Kashmir’s problem is that Geelani alone has the capacity of sailing against the wind. All others, mainstream as well as separatist politicians, have either abdicated their responsibility or forfeited their authority by expediently strengthening Geelani’s constituency. Even as the PDP supremo Mufti Mohammad Sayeed realized the dangers of playing the politics of camouflage during the litmus test of his space and strength in the wake of Amarnath shrine land row in 2008, New Delhi’s recognition of this brand of politics has been emphatic enough to lure the state’s only no-nonsense Chief Minister Omar Abdullah.


For his passion of stealing “Hurriyat’s space”---without realizing that Hurriyat was simply a postal address of the armed insurgency--- Mufti had left no stone unturned in his policy of the appeasement of the Kashmiri separatists. He failed in his mission of demilitarization and revocation of Armed Forces Special Powers Act but succeeded in grabbing erstwhile Muslim United Front’s election symbol, releasing most of the Hurriyat detainees, extending the benefits of ex gratia relief to the slain militants’ families and opening surface communication links between J&K and Pakistan-administered Kashmir. Whatever the reasons, Director General of Police, A K Suri, was removed and got replaced by the dove Gopal Sharma in days of the custodial killing of Hizbul Mujahideen’s “Chief Commander of Operations” Saiful Islam.


And when the litmus test came in August 2008, Geelani was the hero and Mufti a villain, no different from the hawkish Farooq Abdullah and the counter-insurgent Kukka Parray.


Weighing the options between the lessons Kashmir taught to PDP in 2008 and the high value of the politics of camouflage in New Delhi’s South Block, Omar Abdullah decided in favour of the latter. This is what seems to have prevented him from asserting over the massive mandate he got against the masters of anarchy in the Assembly elections of November-December 2009. Good governance does not remain relevant in this kind of a culture which does have a little room for political and administrative accountability but none for the intellectual accountability that has been the corner stone of the idea of India. Demonisation of terror, violence and anarchy are obviously no priorities in this culture.


The free-for-all has been a no-holds-barred phenomenon in the last 15 months of the NC-led coalition Government. Finding the government at a receiving end of all miseries, everybody has found it easy to target the establishment with brickbats. Much more than fighting for their lawful rights, trade union leaders have been publicly abusing head of the government for the “killing” of Zahid Farooq and Wamiq Farooq. If CBI investigation in the Shopian tragedy is to be believed, even the government’s Public Prosecutors have conspired with “anti-national elements” in creating a hostile atmosphere for Police and security forces.

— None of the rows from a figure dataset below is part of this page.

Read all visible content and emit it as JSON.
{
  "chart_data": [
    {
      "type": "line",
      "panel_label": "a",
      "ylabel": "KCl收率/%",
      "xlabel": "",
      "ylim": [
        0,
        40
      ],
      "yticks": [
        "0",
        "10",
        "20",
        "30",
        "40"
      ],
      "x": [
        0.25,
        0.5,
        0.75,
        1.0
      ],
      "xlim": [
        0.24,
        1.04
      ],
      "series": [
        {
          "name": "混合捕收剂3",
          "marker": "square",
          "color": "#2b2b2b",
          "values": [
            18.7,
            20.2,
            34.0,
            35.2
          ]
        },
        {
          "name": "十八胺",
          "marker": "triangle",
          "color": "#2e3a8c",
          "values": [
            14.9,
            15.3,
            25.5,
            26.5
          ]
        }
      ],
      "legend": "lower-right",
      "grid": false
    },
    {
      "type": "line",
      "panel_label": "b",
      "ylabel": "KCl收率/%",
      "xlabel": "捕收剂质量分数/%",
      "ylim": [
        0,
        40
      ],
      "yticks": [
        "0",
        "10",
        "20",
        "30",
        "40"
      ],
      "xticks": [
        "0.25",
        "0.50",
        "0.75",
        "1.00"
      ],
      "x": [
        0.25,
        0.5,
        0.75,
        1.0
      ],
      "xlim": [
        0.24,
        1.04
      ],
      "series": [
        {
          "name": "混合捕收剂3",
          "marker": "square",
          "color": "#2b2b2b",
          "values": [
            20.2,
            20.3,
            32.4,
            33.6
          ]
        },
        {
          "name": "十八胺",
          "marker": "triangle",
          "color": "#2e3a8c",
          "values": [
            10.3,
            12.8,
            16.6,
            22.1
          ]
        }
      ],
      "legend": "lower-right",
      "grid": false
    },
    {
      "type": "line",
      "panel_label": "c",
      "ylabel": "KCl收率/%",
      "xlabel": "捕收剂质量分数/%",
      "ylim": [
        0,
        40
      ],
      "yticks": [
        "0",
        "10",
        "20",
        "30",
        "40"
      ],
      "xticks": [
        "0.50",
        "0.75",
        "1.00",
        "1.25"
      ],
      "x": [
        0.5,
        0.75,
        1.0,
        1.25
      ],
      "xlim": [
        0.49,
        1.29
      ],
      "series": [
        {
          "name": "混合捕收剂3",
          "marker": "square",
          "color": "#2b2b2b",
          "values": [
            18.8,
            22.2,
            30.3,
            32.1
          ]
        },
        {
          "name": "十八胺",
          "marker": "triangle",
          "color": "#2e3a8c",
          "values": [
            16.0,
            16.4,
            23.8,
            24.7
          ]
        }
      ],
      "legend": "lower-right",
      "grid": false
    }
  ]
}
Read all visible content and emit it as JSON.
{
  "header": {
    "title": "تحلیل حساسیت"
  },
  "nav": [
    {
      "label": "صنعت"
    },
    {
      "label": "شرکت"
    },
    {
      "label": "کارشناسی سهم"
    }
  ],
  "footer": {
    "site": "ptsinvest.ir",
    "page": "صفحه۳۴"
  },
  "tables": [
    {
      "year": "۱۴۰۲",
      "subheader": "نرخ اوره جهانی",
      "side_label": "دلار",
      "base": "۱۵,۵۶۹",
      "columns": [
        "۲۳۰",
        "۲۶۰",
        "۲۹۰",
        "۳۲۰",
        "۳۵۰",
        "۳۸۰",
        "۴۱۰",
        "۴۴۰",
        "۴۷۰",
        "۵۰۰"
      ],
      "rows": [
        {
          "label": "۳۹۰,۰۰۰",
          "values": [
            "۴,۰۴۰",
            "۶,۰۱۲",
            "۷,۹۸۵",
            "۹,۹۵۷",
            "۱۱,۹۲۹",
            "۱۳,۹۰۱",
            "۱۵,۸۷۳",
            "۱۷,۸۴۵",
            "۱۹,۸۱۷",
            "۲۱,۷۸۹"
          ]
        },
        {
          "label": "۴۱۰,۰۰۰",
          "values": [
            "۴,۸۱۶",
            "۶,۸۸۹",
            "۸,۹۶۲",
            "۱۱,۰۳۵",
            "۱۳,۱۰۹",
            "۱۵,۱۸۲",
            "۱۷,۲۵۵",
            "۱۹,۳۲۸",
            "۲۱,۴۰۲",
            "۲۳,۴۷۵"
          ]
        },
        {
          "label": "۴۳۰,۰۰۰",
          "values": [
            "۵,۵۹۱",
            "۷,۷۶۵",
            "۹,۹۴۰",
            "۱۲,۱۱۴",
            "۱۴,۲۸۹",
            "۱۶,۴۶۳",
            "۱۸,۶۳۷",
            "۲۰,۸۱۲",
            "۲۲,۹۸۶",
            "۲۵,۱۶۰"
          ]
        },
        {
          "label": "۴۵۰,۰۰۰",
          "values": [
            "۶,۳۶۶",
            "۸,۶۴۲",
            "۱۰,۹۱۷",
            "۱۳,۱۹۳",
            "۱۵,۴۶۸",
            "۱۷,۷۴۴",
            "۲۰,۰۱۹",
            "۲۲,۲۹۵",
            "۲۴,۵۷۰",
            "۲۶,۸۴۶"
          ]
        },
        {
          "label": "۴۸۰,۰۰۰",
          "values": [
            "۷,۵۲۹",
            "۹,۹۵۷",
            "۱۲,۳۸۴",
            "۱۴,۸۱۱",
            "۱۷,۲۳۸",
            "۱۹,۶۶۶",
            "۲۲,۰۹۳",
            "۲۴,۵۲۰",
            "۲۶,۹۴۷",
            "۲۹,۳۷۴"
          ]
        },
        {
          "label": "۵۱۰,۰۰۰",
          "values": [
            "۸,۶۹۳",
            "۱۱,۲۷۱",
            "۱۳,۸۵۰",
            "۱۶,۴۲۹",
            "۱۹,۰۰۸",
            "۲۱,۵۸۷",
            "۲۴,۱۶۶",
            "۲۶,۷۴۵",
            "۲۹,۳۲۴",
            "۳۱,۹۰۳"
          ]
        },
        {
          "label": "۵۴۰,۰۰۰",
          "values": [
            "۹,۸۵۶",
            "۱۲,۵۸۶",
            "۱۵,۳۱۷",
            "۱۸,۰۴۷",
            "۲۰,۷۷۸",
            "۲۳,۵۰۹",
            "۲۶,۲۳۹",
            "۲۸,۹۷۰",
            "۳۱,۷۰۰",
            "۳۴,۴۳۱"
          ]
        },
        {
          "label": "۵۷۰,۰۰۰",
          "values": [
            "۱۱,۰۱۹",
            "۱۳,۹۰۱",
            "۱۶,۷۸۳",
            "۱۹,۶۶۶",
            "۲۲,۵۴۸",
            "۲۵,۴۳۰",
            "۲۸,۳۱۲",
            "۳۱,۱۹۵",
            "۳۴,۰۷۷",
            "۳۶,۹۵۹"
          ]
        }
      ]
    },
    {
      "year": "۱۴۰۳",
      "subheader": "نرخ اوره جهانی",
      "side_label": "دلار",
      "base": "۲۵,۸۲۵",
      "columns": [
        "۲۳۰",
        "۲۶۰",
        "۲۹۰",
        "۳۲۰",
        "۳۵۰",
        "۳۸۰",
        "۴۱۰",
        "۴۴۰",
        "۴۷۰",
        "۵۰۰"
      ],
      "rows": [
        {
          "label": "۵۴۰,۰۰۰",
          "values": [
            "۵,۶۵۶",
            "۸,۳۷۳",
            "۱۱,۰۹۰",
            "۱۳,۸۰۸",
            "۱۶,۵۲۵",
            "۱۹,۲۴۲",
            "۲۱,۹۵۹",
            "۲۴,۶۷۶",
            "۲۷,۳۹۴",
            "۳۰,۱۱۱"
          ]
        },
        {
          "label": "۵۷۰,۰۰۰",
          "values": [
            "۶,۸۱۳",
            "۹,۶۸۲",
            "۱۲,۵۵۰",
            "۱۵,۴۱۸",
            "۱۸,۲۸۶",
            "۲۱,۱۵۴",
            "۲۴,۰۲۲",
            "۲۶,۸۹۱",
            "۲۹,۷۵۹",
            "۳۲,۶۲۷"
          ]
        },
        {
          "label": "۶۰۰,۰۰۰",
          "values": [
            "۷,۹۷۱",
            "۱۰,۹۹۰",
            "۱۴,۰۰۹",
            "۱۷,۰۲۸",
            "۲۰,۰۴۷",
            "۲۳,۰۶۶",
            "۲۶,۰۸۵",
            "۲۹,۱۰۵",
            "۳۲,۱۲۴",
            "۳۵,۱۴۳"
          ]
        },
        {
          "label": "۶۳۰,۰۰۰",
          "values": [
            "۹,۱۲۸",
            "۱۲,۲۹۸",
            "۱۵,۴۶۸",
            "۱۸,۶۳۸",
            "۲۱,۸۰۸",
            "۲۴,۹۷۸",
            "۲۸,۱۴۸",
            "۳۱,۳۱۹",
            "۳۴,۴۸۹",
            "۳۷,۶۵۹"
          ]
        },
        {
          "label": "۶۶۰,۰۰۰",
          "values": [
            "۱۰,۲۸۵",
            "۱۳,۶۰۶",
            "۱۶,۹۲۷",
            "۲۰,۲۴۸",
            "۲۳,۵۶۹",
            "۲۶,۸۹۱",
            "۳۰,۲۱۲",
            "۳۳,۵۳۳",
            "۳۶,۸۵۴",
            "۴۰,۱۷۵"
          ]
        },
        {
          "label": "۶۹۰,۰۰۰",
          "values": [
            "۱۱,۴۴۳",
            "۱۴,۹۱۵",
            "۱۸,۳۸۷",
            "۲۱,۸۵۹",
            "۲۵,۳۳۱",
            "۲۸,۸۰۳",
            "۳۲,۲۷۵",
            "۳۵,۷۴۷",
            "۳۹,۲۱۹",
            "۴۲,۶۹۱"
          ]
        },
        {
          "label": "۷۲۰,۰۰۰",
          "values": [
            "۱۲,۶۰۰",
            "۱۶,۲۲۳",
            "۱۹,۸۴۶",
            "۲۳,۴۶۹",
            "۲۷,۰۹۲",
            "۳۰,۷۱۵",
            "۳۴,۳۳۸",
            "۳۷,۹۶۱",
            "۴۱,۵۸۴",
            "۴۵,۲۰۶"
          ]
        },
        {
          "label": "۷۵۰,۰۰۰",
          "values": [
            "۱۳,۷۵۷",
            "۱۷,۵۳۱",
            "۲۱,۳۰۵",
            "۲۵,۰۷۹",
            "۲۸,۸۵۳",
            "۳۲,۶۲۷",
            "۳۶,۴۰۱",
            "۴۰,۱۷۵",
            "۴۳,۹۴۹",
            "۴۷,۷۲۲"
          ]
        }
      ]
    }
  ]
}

Why would the stone pelting stop if nobody in government or any mainstream political party has the spine to dismiss the menace as an anarchy unacceptable to the government and civil society ? Geelani deserves credit for audaciously asserting against the stone pelting even as he alone had pioneered supporting it in recent past and it had, subsequently, generated more and more admiration everywhere from Kashmir University to Bar to militants.


Significantly, Geelani has now begun to occupy the space that has been left vacant by the government and mainstream politicians in Pattan, which has been a flashpoint of sectarian strife in the last three months. While addressing a well-attended rally, Geelani boldly praised Ayatullah Khomeini and Islamic poet-philosopher Iqbal in his most audacious attempt of joining the warring factions in Magam area.


Courtesy an extension of the healing touch era, Geelani’s constituency is expanding but he too may not be competent enough to douse the flames of internecine feud in Jamiat-e-Ahl-e-Hadith and prevent the radicals from attacking the institution of Mufti Azam. Absence of a leader of Sheikh Abdullah’s stature in Kashmir’s politics today is bound to drift the Valley into a civil war---if not today, definitely tomorrow.